I want to know: has there ever been a biological or ecological study done on university campuses as being their own unique ecosystems? I ask, because this morning, walking over to the parking offices here at UWO, I passed a mother raccoon shepherding her four babies across the lawn beside University college, through a parking lot and into the woods behind the buisiness school.

Seriously, it was adorable. But it also sort of puts paid to anyone claiming that human beings have little or no impact on animal behaviour. Raccoons here at Western ceased to be nocturnal years ago -- I think the combination of better daytime garbage pickings and the realization that the human beings here were harmless led some of the more enterprising raccos to venture out in the daylight hours. Nevertheless, the shift from nocturnal to daytime lifestyles is pretty significant ... from what I know of biology (which is, admittedly, very little), that sort of behaviour is more or less hardwired after millenia of evolution. It's a pretty hefty environmental change to engender such a change.

Not that I necessarily think this is a bad thing (unless you're terrified of raccoons and would have a massive coronary to see one of them sitting on the picnic table next to you at the GC patio blithely munching away at a discarded pizza crust -- something I have seen on more than one occasion) ... animals living on university campuses have it made.

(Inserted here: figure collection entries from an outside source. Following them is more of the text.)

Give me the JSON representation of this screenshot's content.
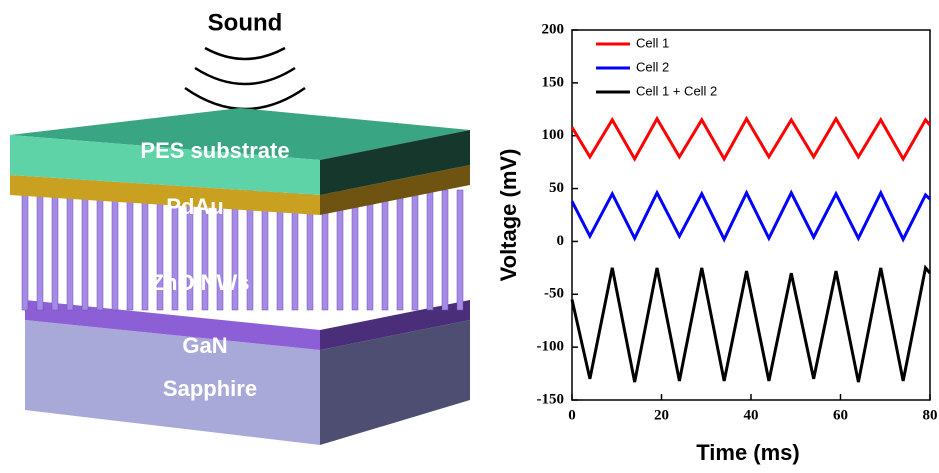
{
  "diagram": {
    "labels": {
      "sound": "Sound",
      "pes": "PES substrate",
      "pdau": "PdAu",
      "zno": "ZnO NWs",
      "gan": "GaN",
      "sapphire": "Sapphire"
    }
  },
  "chart_data": {
    "type": "line",
    "x": [
      0,
      4,
      9,
      14,
      19,
      24,
      29,
      34,
      39,
      44,
      49,
      54,
      59,
      64,
      69,
      74,
      79,
      80
    ],
    "series": [
      {
        "name": "Cell 1",
        "color": "#ff0000",
        "values": [
          108,
          80,
          115,
          78,
          116,
          80,
          115,
          78,
          116,
          80,
          115,
          80,
          116,
          80,
          115,
          78,
          115,
          110
        ]
      },
      {
        "name": "Cell 2",
        "color": "#0000ff",
        "values": [
          38,
          5,
          45,
          3,
          46,
          5,
          45,
          2,
          46,
          3,
          46,
          4,
          45,
          3,
          46,
          2,
          44,
          40
        ]
      },
      {
        "name": "Cell 1 + Cell 2",
        "color": "#000000",
        "values": [
          -55,
          -130,
          -25,
          -133,
          -25,
          -132,
          -25,
          -132,
          -28,
          -132,
          -30,
          -130,
          -28,
          -133,
          -25,
          -132,
          -25,
          -30
        ]
      }
    ],
    "xlabel": "Time (ms)",
    "ylabel": "Voltage (mV)",
    "xlim": [
      0,
      80
    ],
    "xticks": [
      0,
      20,
      40,
      60,
      80
    ],
    "ylim": [
      -150,
      200
    ],
    "yticks": [
      -150,
      -100,
      -50,
      0,
      50,
      100,
      150,
      200
    ],
    "legend": "upper-left"
  }
}
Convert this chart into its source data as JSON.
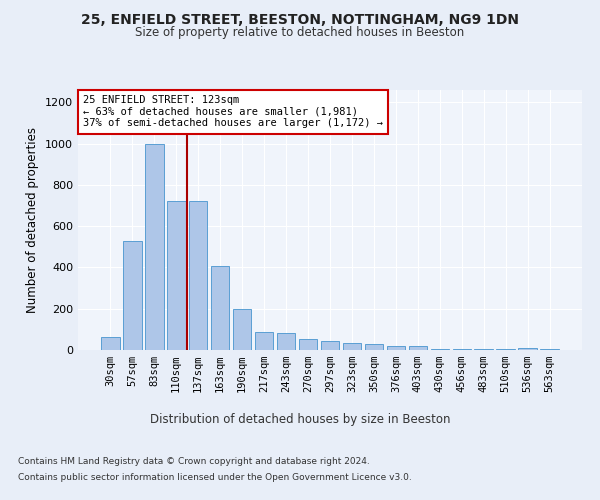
{
  "title1": "25, ENFIELD STREET, BEESTON, NOTTINGHAM, NG9 1DN",
  "title2": "Size of property relative to detached houses in Beeston",
  "xlabel": "Distribution of detached houses by size in Beeston",
  "ylabel": "Number of detached properties",
  "categories": [
    "30sqm",
    "57sqm",
    "83sqm",
    "110sqm",
    "137sqm",
    "163sqm",
    "190sqm",
    "217sqm",
    "243sqm",
    "270sqm",
    "297sqm",
    "323sqm",
    "350sqm",
    "376sqm",
    "403sqm",
    "430sqm",
    "456sqm",
    "483sqm",
    "510sqm",
    "536sqm",
    "563sqm"
  ],
  "values": [
    65,
    530,
    1000,
    720,
    720,
    405,
    200,
    85,
    80,
    55,
    45,
    35,
    30,
    18,
    18,
    5,
    5,
    5,
    5,
    12,
    5
  ],
  "bar_color": "#aec6e8",
  "bar_edge_color": "#5a9fd4",
  "annotation_title": "25 ENFIELD STREET: 123sqm",
  "annotation_line1": "← 63% of detached houses are smaller (1,981)",
  "annotation_line2": "37% of semi-detached houses are larger (1,172) →",
  "annotation_box_color": "#ffffff",
  "annotation_border_color": "#cc0000",
  "vline_color": "#aa0000",
  "vline_x_index": 3,
  "ylim": [
    0,
    1260
  ],
  "yticks": [
    0,
    200,
    400,
    600,
    800,
    1000,
    1200
  ],
  "footer1": "Contains HM Land Registry data © Crown copyright and database right 2024.",
  "footer2": "Contains public sector information licensed under the Open Government Licence v3.0.",
  "bg_color": "#e8eef8",
  "plot_bg_color": "#f0f4fb"
}
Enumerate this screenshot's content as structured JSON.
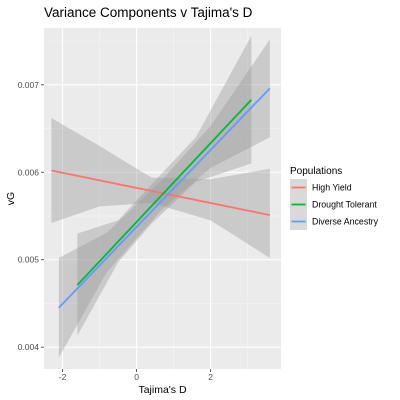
{
  "chart_data": {
    "type": "line",
    "title": "Variance Components v Tajima's D",
    "xlabel": "Tajima's D",
    "ylabel": "vG",
    "xlim": [
      -2.5,
      3.9
    ],
    "ylim": [
      0.00375,
      0.00765
    ],
    "x_ticks": [
      -2,
      0,
      2
    ],
    "x_tick_labels": [
      "-2",
      "0",
      "2"
    ],
    "y_ticks": [
      0.004,
      0.005,
      0.006,
      0.007
    ],
    "y_tick_labels": [
      "0.004",
      "0.005",
      "0.006",
      "0.007"
    ],
    "grid": true,
    "background": "#ebebeb",
    "ribbon_color": "#999999",
    "legend_title": "Populations",
    "legend_position": "right",
    "series": [
      {
        "name": "High Yield",
        "color": "#f8766d",
        "x": [
          -2.3,
          3.6
        ],
        "y": [
          0.00602,
          0.00551
        ],
        "ci": [
          {
            "x": -2.3,
            "lower": 0.00542,
            "upper": 0.00662
          },
          {
            "x": -1.0,
            "lower": 0.00561,
            "upper": 0.0063
          },
          {
            "x": 0.4,
            "lower": 0.00565,
            "upper": 0.00594
          },
          {
            "x": 2.0,
            "lower": 0.00545,
            "upper": 0.00592
          },
          {
            "x": 3.6,
            "lower": 0.00502,
            "upper": 0.00604
          }
        ]
      },
      {
        "name": "Drought Tolerant",
        "color": "#00ba38",
        "x": [
          -1.6,
          3.1
        ],
        "y": [
          0.00471,
          0.00683
        ],
        "ci": [
          {
            "x": -1.6,
            "lower": 0.00413,
            "upper": 0.0053
          },
          {
            "x": -0.5,
            "lower": 0.00497,
            "upper": 0.00545
          },
          {
            "x": 0.4,
            "lower": 0.00541,
            "upper": 0.00586
          },
          {
            "x": 1.6,
            "lower": 0.00589,
            "upper": 0.0064
          },
          {
            "x": 3.1,
            "lower": 0.0061,
            "upper": 0.00756
          }
        ]
      },
      {
        "name": "Diverse Ancestry",
        "color": "#619cff",
        "x": [
          -2.1,
          3.6
        ],
        "y": [
          0.00445,
          0.00696
        ],
        "ci": [
          {
            "x": -2.1,
            "lower": 0.00388,
            "upper": 0.00502
          },
          {
            "x": -0.8,
            "lower": 0.00486,
            "upper": 0.00531
          },
          {
            "x": 0.7,
            "lower": 0.00558,
            "upper": 0.00592
          },
          {
            "x": 2.0,
            "lower": 0.00605,
            "upper": 0.00653
          },
          {
            "x": 3.6,
            "lower": 0.0064,
            "upper": 0.00752
          }
        ]
      }
    ]
  }
}
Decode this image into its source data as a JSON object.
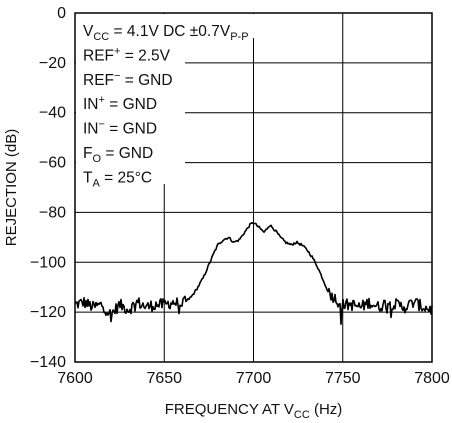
{
  "chart_data": {
    "type": "line",
    "xlabel": {
      "main": "FREQUENCY AT V",
      "sub": "CC",
      "tail": " (Hz)"
    },
    "ylabel": "REJECTION (dB)",
    "xlim": [
      7600,
      7800
    ],
    "ylim": [
      -140,
      0
    ],
    "xticks": [
      7600,
      7650,
      7700,
      7750,
      7800
    ],
    "yticks": [
      0,
      -20,
      -40,
      -60,
      -80,
      -100,
      -120,
      -140
    ],
    "x_tick_labels": [
      "7600",
      "7650",
      "7700",
      "7750",
      "7800"
    ],
    "y_tick_labels": [
      "0",
      "−20",
      "−40",
      "−60",
      "−80",
      "−100",
      "−120",
      "−140"
    ],
    "grid": true,
    "annotations": [
      {
        "main": "V",
        "sub": "CC",
        "tail": " = 4.1V DC ±0.7V",
        "sub2": "P-P"
      },
      {
        "main": "REF",
        "sup": "+",
        "tail": " = 2.5V"
      },
      {
        "main": "REF",
        "sup": "−",
        "tail": " = GND"
      },
      {
        "main": "IN",
        "sup": "+",
        "tail": " = GND"
      },
      {
        "main": "IN",
        "sup": "−",
        "tail": " = GND"
      },
      {
        "main": "F",
        "sub": "O",
        "tail": " = GND"
      },
      {
        "main": "T",
        "sub": "A",
        "tail": " = 25°C"
      }
    ],
    "series": [
      {
        "x": [
          7600,
          7605,
          7610,
          7615,
          7620,
          7625,
          7630,
          7635,
          7640,
          7645,
          7650,
          7655,
          7660,
          7665,
          7668,
          7672,
          7675,
          7678,
          7680,
          7683,
          7686,
          7689,
          7692,
          7695,
          7698,
          7700,
          7703,
          7706,
          7709,
          7712,
          7715,
          7718,
          7721,
          7724,
          7727,
          7730,
          7733,
          7736,
          7739,
          7742,
          7745,
          7748,
          7750,
          7755,
          7760,
          7765,
          7770,
          7775,
          7780,
          7785,
          7790,
          7795,
          7800
        ],
        "y": [
          -117,
          -116,
          -118,
          -117,
          -121,
          -117,
          -119,
          -116,
          -118,
          -117,
          -117,
          -116,
          -117,
          -114,
          -111,
          -106,
          -101,
          -96,
          -93,
          -91,
          -90,
          -92,
          -91,
          -88,
          -85,
          -84,
          -86,
          -88,
          -85,
          -87,
          -90,
          -92,
          -93,
          -92,
          -93,
          -95,
          -98,
          -102,
          -107,
          -112,
          -114,
          -116,
          -117,
          -117,
          -118,
          -116,
          -118,
          -116,
          -117,
          -118,
          -116,
          -118,
          -119
        ]
      }
    ]
  }
}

There are quite frequently wooded areas and/or rather pastoral pathways, bodies of water like ponds or rivers or creeks, a population of humans highly unlikely to cause them harm (a question to the scientists: do campus animals go into hiding during O-week, Homecoming, and the end of the terms to avoid drunken undergrads more likely to hurl stone or adopt groundhogs as residence mascots? have they adapted to human stupidity as well as kindness?) ... and most importantly, there is an excess of food overflowing the numerous traschcans.

It strikes me that a campus like Western supports its own unique ecosystem, one well suited to cohabitation with homo sapiens ... we have numerous rabbits, groundhogs, squirrels, chipmunks, raccoons, ducks and birds -- all of which have more or less lost their fear of us. The number of times I've been sitting outside eating lunch and had a gang of chipmunks approach my feet with an expectant look is more than I can count. There are also predators: a variety of birds of prey inhabit our various trees and neo-gothic towers.

Seriously, I would think campuses would provide biologists and zoologists with an ideal sort of human-inspired ecosystem, kind of like a shipwreck, that provides a controlled environment in which to study animal adaptation. And if there hasn't been a study like this done, I invite scientists to steal my idea (as long as I get credit, and some sort of new species named after me).